22 November: Colonel Jefferson DeBlanc, Sr. -- DeBlanc earned the Medal of Honor, the US military’s highest honor for bravery, for actions during an air raid against the Japanese in the Solomon Islands on January 31, 1943. The young lieutenant in his early twenties was the leader of six planes that provided air cover. Flying an F4F Grumman Wildcat, he downed two Japanese float planes and one fighter before returning for the naval base at Henderson Field. He then spotted two Japanese planes climbing up behind the bombers.His entire group was low on fuel, so Henderson ordered the rest of his flight squadron to return. He personally took on and shot down the two enemy aircraft, knowing he would likely not have enough fuel to return safely. The F4F was shot up and DeBlanc parachuted into the ocean, where he swam all night to reach Kolombarangara Island. Henderson was then captured by local natives... and traded to another tribe for rice. He was later picked up by a Navy float plane and returned to his squadron.

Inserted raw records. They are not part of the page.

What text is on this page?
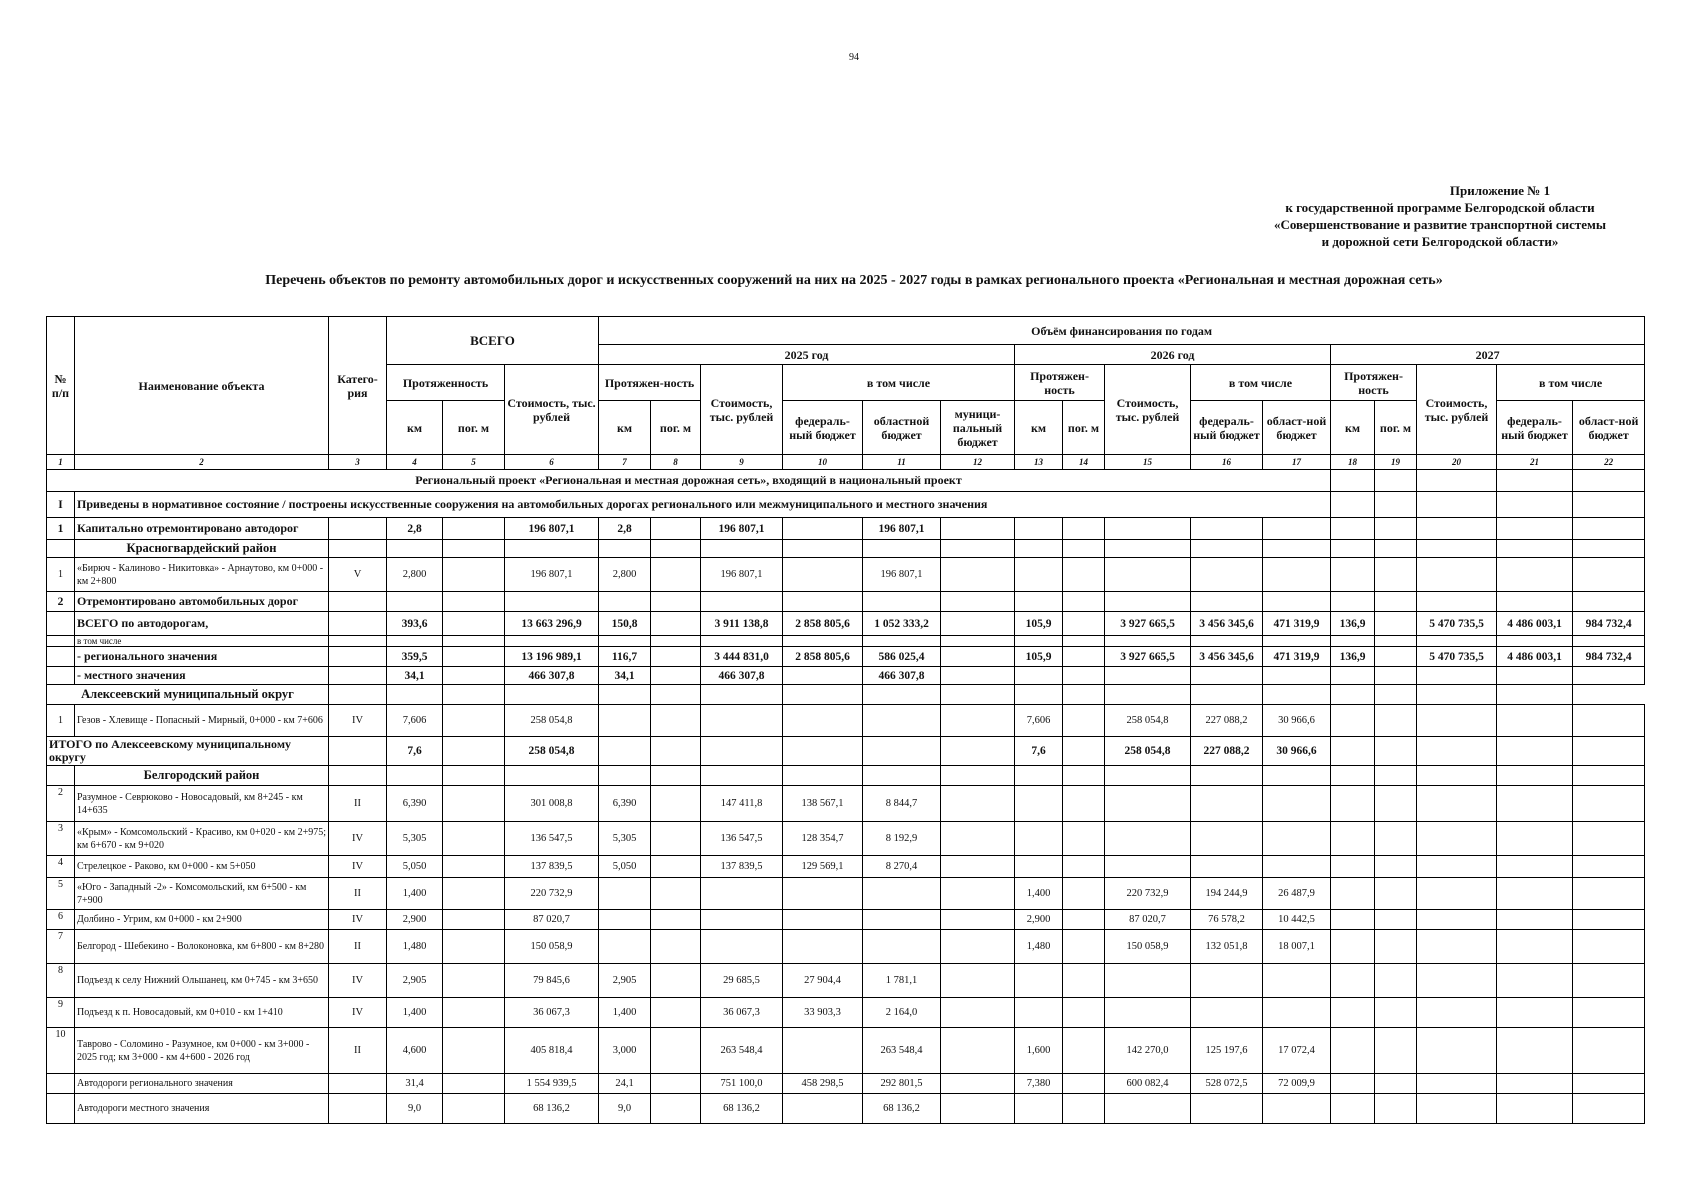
94
Приложение № 1
к государственной программе Белгородской области
«Совершенствование и развитие транспортной системы
и дорожной сети Белгородской области»
Перечень объектов по ремонту автомобильных дорог и искусственных сооружений на них на 2025 - 2027 годы в рамках регионального проекта «Региональная и местная дорожная сеть»
№ п/п	Наименование объекта	Катего-рия	ВСЕГО			Объём финансирования по годам															
						2025 год						2026 год					2027				
			Протяженность		Стоимость, тыс. рублей	Протяжен-ность		Стоимость, тыс. рублей	в том числе			Протяжен-ность		Стоимость, тыс. рублей	в том числе		Протяжен-ность		Стоимость, тыс. рублей	в том числе	
			км	пог. м		км	пог. м		федераль-ный бюджет	областной бюджет	муници-пальный бюджет	км	пог. м		федераль-ный бюджет	област-ной бюджет	км	пог. м		федераль-ный бюджет	област-ной бюджет
1	2	3	4	5	6	7	8	9	10	11	12	13	14	15	16	17	18	19	20	21	22
Региональный проект «Региональная и местная дорожная сеть», входящий в национальный проект																					
I	Приведены в нормативное состояние / построены искусственные сооружения на автомобильных дорогах регионального или межмуниципального и местного значения																				
1	Капитально отремонтировано автодорог		2,8		196 807,1	2,8		196 807,1		196 807,1											
	Красногвардейский район																				
1	«Бирюч - Калиново - Никитовка» - Арнаутово, км 0+000 - км 2+800	V	2,800		196 807,1	2,800		196 807,1		196 807,1											
2	Отремонтировано автомобильных дорог																				
	ВСЕГО по автодорогам,		393,6		13 663 296,9	150,8		3 911 138,8	2 858 805,6	1 052 333,2		105,9		3 927 665,5	3 456 345,6	471 319,9	136,9		5 470 735,5	4 486 003,1	984 732,4
	в том числе																				
	- регионального значения		359,5		13 196 989,1	116,7		3 444 831,0	2 858 805,6	586 025,4		105,9		3 927 665,5	3 456 345,6	471 319,9	136,9		5 470 735,5	4 486 003,1	984 732,4
	- местного значения		34,1		466 307,8	34,1		466 307,8		466 307,8											
Алексеевский муниципальный округ																					
1	Гезов - Хлевище - Попасный - Мирный, 0+000 - км 7+606	IV	7,606		258 054,8							7,606		258 054,8	227 088,2	30 966,6					
ИТОГО по Алексеевскому муниципальному округу			7,6		258 054,8							7,6		258 054,8	227 088,2	30 966,6					
	Белгородский район																				
2	Разумное - Севрюково - Новосадовый, км 8+245 - км 14+635	II	6,390		301 008,8	6,390		147 411,8	138 567,1	8 844,7											
3	«Крым» - Комсомольский - Красиво, км 0+020 - км 2+975; км 6+670 - км 9+020	IV	5,305		136 547,5	5,305		136 547,5	128 354,7	8 192,9											
4	Стрелецкое - Раково, км 0+000 - км 5+050	IV	5,050		137 839,5	5,050		137 839,5	129 569,1	8 270,4											
5	«Юго - Западный -2» - Комсомольский, км 6+500 - км 7+900	II	1,400		220 732,9							1,400		220 732,9	194 244,9	26 487,9					
6	Долбино - Угрим, км 0+000 - км 2+900	IV	2,900		87 020,7							2,900		87 020,7	76 578,2	10 442,5					
7	Белгород - Шебекино - Волоконовка, км 6+800 - км 8+280	II	1,480		150 058,9							1,480		150 058,9	132 051,8	18 007,1					
8	Подъезд к селу Нижний Ольшанец, км 0+745 - км 3+650	IV	2,905		79 845,6	2,905		29 685,5	27 904,4	1 781,1											
9	Подъезд к п. Новосадовый, км 0+010 - км 1+410	IV	1,400		36 067,3	1,400		36 067,3	33 903,3	2 164,0											
10	Таврово - Соломино - Разумное, км 0+000 - км 3+000 - 2025 год; км 3+000 - км 4+600 - 2026 год	II	4,600		405 818,4	3,000		263 548,4		263 548,4		1,600		142 270,0	125 197,6	17 072,4					
	Автодороги регионального значения		31,4		1 554 939,5	24,1		751 100,0	458 298,5	292 801,5		7,380		600 082,4	528 072,5	72 009,9					
	Автодороги местного значения		9,0		68 136,2	9,0		68 136,2		68 136,2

30 November: 'Rocket Man' Evel Knievel -- Though admittedly known more for his daring motorcycle stunts than his piloting skill, one can't deny the storied daredevil stunt man also racked up his share of time in the air... albeit only a few seconds at a time, and more often than not followed by a hard landing. In the end, it wasn't one of his stunts that cost Evel Knievel his life... but, in a sense, all of them. Riddled with scars from his many attempted daredevil feats, Knievel's health had failed him for years. He also suffered from diabetes and pulmonary fibrosis, an incurable condition that scarred his lungs. Knievel underwent a liver transplant in 1999 after nearly dying of hepatitis C -- which he believed he contracted through a blood transfusion from an earlier injury. He also suffered two strokes in recent years. Knievel was best known for a failed attempt to jump an Idaho canyon on a rocket-cycle and a stunning crash at Caesar's Palace in Las, Vegas, NV. He is even immortalized at the Smithsonian Institution as "America's Legendary Daredevil."

14 December: Palm Springs Air Museum Founder Robert Pond -- A former naval aviator, who later founded the Palm Springs Air Museum to honor World War II airmen, Pond said he first fell in love with airplanes at age 10... and, eight years later, told a Navy recruiter he'd be forced to take radical action if they didn't admit him to the Navy Air Corps program in 1942 (he threatened to join the Army instead.) After the war, Pond graduated from the University of Minnesota, and bought a Cessna 180. Over the years, Pond built collections of both warbirds and vintage cars. He opened the Palm Springs Air Museum on Veteran's Day in 1996. Pond was also well-known in sporting circles, as the namesake of the Pond Racer, designed by Burt Rutan and Scaled Composites. Pond commissioned the design in the late 1980s, to compete alongside vintage warbirds in the Unlimited Class at the Reno air races. The all-composite twin-engine aircraft paid homage to the Lockheed P-38.